Bürger haben Recht auf Auskunft, wie viel Steuern Spitzenmanager zahlen
Neben einer qualitätsorientierten Presseförderung bräuchte es ein Informationsfreiheitsgesetz. Damit hätten alle Bürger Zugriff auf behördliche Informationen. Das sorge für etwas, “das eine liberale Demokratie unbedingt braucht, und sich dadurch auch von feudalen Systemen unterscheidet, nämlich Transparenz”. Denn wieso sollten die Bürger und Bürgerinnen zum Beispiel nicht wissen, wieviel Steuern ein Universitätsprofessor oder ein Spitzenmanager zahlt?

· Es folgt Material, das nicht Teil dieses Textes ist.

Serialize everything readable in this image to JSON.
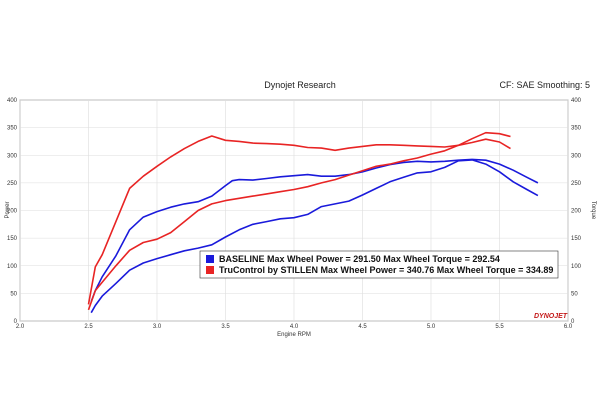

Im Kern gehe es beim Informationsfreiheitsgesetz darum, Korruption zu erschweren. Klar sei: “Korruption wird es immer geben, doch je mehr ich das erschwere, desto weniger lohnt sich Korruption, weil sie sehr viel aufwendiger wird” Hierzulande gilt das Amtsgeheimnis. Damit ist Österreich das einzige Land in der EU, das im Jahr 2022 noch kein Informationsfreiheitsgesetz hat. Die Türkis-grüne Regierung kündigte ein solches Gesetz schon mehrfach an. Beschlossen wurde es bisher noch nicht.
Kritik an ORF-Politik von türkiser Medienministerin
Der ORF als öffentlich-rechtliches Medienunternehmen nimmt eine Sonderstellung am österreichischen Medienmarkt ein. Hausjell hält nichts von einer Privatisierung, wie sie zum Beispiel der FPÖ oder den Neos in der Vergangenheit vorschwebte. Der Einfluss der Politik sollte aber stark zurückgedrängt werden. So könnte man festlegen, dass das oberste Gremium des ORF, der Stiftungsrat, mindestens zur Hälfte aus Qualitätsvertretern besteht. Das könnten Wissenschaftlerinnen oder Vertreter von Medien-NGOs sein.
Momentan ist der Stiftungsrat in “politische Freundeskreise” eingeteilt. 32 der 35 Mitglieder werden entweder direkt oder indirekt von der Politik nominiert. Ähnlich sieht es im sogenannten Publikumsrat, dem Aufsichtsgremium des ORF, aus. Hier sucht die Medienministerien 17 der 30 Mitglieder aus.
Hausjell kritisiert auch die jüngste Bestellung der ORF Publikumsräte im Jahr 2022. Hier sei das Gesetz nicht eingehalten worden. Eigentlich dürfte die Medienministerin die Publikumsräte nur aus Dreiervorschlägen von repräsentativen Organisationen auswählen. Im Fall von Markus Hengstschläger gab es aber nur einen einzigen Vorschlag, noch dazu von einer ÖVP-nahen Organisation. Die Entscheidung der Medienministerin nennt Hausjell “extrem provokativ”, sie komme einer “Desavouierung des Rates” gleich. “Das ist demokratiepolitischer Substandard.”